Significance The human brain displays an enormous amount of intrinsic activity in the absence of any task or external stimulation. Here we demonstrate that the human spinal cord, the brain’s ...principal interface with the body, also shows such resting-state activity. We observed biologically plausible and spatially distinct networks that reflect the functional organisation of the spinal cord: networks in the anterior part likely relating to motor function and distinct networks in the posterior part likely reflecting sensory function. These networks were grouped along the spinal cord, consistent with motor output to, and sensory input from, the body. Together with previous brain imaging studies, our data suggest that resting-state activity constitutes a major functional signature of the entire central nervous system.

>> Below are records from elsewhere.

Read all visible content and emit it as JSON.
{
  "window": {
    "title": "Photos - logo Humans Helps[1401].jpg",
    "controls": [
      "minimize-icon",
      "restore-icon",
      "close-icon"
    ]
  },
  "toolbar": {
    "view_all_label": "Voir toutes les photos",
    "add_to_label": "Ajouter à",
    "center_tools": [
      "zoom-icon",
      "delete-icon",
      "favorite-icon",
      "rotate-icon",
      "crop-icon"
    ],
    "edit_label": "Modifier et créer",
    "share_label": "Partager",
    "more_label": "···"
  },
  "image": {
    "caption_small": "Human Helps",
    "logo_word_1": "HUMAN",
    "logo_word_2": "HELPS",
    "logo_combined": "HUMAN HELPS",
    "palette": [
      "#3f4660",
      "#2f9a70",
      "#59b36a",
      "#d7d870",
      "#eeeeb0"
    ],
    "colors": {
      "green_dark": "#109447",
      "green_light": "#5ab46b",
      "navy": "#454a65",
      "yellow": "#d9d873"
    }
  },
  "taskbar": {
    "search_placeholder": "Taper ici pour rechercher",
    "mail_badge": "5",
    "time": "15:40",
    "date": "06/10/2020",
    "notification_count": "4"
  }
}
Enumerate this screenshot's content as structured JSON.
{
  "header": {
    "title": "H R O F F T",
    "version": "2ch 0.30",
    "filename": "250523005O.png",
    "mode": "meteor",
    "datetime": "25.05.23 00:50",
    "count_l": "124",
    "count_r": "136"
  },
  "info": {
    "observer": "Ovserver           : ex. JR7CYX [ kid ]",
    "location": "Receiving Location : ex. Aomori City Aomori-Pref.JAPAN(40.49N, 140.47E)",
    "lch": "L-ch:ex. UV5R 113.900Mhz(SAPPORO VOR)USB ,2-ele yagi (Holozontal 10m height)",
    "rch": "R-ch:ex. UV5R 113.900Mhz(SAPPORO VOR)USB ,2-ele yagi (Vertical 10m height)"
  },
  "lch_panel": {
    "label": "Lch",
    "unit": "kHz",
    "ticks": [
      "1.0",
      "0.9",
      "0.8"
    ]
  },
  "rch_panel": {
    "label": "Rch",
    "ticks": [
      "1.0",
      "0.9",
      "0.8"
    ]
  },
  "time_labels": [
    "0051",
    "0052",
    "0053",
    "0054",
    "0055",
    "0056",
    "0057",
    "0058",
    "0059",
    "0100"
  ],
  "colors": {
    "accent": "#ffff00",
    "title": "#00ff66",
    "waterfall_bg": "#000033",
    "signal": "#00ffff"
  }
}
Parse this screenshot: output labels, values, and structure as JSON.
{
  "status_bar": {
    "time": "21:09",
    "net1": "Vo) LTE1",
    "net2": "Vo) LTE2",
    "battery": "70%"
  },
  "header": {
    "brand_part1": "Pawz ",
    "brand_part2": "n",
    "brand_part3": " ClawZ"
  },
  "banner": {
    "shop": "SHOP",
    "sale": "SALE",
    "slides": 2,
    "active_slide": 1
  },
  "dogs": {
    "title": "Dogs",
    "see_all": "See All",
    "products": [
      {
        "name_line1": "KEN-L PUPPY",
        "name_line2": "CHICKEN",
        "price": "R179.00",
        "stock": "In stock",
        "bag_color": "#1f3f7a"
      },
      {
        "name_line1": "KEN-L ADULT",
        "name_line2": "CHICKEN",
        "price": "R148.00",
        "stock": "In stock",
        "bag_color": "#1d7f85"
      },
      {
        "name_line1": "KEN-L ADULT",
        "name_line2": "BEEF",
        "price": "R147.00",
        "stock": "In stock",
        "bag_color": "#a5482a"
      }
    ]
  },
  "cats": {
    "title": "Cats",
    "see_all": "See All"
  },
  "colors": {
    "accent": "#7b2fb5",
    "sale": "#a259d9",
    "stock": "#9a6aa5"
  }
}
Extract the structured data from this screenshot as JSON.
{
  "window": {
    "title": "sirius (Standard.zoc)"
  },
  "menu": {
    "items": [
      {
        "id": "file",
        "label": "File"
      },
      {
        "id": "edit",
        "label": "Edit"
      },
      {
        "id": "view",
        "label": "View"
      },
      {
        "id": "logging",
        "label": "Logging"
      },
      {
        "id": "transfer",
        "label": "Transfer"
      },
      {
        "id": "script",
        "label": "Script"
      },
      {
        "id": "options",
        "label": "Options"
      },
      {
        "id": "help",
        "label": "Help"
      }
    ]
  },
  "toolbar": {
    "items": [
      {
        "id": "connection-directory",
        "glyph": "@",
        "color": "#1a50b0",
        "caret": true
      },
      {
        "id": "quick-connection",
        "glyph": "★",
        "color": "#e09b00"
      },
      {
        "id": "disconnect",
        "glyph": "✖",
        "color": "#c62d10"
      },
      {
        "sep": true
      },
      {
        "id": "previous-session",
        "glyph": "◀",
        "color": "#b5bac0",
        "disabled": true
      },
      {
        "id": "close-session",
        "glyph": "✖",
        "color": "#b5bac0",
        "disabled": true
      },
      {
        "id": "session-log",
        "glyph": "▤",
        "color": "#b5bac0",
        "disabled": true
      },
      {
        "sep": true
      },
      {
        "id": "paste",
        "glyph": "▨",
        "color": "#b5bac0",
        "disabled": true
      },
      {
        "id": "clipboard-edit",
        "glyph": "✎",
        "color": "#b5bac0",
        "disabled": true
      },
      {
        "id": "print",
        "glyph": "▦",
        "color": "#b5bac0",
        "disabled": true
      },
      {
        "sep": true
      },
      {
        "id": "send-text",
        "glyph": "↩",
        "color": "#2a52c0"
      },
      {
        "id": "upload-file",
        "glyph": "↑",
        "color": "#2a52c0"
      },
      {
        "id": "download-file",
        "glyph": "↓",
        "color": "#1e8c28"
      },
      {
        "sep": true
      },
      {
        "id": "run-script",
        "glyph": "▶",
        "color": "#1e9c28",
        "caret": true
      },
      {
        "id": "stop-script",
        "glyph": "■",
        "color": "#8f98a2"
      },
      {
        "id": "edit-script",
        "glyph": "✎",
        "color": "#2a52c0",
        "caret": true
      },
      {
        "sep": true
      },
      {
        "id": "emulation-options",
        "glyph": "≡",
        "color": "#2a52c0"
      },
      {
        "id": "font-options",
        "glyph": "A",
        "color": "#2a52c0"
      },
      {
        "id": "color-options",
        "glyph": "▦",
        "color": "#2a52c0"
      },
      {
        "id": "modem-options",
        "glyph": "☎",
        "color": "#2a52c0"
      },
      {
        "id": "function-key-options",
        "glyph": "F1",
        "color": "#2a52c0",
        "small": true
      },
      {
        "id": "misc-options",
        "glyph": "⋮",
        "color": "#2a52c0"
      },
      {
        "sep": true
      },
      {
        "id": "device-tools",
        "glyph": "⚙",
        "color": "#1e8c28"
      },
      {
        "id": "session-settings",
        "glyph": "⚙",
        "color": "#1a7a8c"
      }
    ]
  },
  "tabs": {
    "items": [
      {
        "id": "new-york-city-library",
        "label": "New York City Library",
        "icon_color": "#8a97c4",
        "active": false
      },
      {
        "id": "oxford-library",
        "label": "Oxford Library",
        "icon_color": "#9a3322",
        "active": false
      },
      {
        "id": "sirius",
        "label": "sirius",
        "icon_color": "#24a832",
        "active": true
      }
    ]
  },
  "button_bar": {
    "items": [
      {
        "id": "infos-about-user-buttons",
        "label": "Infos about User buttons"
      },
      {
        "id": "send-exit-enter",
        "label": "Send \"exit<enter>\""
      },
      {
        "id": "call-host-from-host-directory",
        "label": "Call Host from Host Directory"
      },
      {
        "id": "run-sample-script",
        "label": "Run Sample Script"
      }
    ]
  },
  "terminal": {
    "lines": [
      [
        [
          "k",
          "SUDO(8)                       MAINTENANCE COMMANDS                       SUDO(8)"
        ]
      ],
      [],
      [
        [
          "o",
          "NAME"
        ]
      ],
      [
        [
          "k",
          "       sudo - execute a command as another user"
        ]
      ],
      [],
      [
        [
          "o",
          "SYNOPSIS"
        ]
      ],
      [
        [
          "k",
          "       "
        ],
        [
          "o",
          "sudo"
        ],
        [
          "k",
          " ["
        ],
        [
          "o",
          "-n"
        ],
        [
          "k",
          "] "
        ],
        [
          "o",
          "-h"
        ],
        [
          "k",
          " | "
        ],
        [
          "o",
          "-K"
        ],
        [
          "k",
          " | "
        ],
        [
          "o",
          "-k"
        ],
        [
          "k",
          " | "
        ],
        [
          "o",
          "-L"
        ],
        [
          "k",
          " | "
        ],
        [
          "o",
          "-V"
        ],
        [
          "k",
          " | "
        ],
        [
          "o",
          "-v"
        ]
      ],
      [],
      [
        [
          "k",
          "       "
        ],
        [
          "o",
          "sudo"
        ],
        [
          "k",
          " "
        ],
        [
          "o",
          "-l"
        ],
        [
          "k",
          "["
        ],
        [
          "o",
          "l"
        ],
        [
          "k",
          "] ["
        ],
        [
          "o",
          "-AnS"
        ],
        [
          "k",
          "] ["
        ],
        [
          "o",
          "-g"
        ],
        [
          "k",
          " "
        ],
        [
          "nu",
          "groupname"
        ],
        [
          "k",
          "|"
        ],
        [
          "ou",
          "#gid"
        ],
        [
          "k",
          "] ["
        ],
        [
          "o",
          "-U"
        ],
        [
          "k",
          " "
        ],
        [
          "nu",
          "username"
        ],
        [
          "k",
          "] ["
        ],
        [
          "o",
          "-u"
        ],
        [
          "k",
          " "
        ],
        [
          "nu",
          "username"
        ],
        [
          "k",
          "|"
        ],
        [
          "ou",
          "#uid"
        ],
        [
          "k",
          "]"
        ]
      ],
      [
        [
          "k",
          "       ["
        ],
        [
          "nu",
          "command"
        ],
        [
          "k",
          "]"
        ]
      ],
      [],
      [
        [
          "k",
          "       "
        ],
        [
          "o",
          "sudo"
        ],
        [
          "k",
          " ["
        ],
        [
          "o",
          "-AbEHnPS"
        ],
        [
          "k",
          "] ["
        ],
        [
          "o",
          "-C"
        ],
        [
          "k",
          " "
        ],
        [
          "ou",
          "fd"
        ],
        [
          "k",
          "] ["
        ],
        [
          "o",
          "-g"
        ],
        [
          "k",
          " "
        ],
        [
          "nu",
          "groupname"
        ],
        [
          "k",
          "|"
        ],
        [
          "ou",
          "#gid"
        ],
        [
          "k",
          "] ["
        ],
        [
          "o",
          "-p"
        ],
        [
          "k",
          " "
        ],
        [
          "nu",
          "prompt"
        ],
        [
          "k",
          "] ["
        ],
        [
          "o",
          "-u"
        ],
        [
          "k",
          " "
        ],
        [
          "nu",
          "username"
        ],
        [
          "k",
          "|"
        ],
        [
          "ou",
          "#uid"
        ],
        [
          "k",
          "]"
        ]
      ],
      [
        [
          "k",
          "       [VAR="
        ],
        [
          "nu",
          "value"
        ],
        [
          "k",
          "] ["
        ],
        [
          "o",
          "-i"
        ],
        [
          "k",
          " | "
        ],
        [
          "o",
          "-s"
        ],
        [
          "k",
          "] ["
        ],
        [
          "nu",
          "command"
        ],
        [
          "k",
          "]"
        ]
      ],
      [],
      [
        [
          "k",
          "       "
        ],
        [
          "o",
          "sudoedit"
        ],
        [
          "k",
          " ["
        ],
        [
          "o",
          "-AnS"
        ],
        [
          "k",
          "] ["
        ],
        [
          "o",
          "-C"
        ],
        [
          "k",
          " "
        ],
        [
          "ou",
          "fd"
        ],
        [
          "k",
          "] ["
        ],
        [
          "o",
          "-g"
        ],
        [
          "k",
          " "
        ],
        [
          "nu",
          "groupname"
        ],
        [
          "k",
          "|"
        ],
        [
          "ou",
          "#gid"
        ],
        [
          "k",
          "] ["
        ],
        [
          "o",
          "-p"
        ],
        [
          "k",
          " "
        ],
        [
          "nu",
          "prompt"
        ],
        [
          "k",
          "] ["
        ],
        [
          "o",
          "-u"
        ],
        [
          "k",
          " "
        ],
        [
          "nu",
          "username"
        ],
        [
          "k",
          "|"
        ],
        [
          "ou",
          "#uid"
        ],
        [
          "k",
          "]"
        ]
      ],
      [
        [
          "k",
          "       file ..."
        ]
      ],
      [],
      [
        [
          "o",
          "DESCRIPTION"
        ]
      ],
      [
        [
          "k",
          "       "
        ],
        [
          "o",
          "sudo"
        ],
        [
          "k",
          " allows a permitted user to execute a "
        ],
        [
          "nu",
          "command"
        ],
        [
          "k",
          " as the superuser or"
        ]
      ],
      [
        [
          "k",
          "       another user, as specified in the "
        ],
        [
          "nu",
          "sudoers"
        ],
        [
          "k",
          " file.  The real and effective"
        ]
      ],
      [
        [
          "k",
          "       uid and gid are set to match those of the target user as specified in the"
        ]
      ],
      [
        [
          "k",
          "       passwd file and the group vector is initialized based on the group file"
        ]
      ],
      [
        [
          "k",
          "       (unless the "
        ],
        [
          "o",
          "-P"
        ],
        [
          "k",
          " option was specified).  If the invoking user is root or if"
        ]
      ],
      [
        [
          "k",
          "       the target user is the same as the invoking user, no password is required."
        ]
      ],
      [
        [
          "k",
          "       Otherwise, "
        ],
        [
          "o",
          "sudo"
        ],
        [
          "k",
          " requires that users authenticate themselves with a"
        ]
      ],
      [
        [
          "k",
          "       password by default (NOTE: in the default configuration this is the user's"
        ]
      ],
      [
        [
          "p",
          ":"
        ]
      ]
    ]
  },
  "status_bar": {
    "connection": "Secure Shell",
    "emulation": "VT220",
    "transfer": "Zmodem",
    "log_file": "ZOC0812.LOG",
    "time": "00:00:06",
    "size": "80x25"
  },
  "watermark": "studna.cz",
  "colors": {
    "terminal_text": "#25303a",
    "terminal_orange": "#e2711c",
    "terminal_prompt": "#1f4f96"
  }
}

Spontaneous fluctuations in functional magnetic resonance imaging (fMRI) signals of the brain have repeatedly been observed when no task or external stimulation is present. These fluctuations likely reflect baseline neuronal activity of the brain and correspond to functionally relevant resting-state networks (RSN). It is not known however, whether intrinsically organized and spatially circumscribed RSNs also exist in the spinal cord, the brain’s principal sensorimotor interface with the body. Here, we use recent advances in spinal fMRI methodology and independent component analysis to answer this question in healthy human volunteers. We identified spatially distinct RSNs in the human spinal cord that were clearly separated into dorsal and ventral components, mirroring the functional neuroanatomy of the spinal cord and likely reflecting sensory and motor processing. Interestingly, dorsal (sensory) RSNs were separated into right and left components, presumably related to ongoing hemibody processing of somatosensory information, whereas ventral (motor) RSNs were bilateral, possibly related to commissural interneuronal networks involved in central pattern generation. Importantly, all of these RSNs showed a restricted spatial extent along the spinal cord and likely conform to the spinal cord’s functionally relevant segmental organization. Although the spatial and temporal properties of the dorsal and ventral RSNs were found to be significantly different, these networks showed significant interactions with each other at the segmental level. Together, our data demonstrate that intrinsically highly organized resting-state fluctuations exist in the human spinal cord and are thus a hallmark of the entire central nervous system.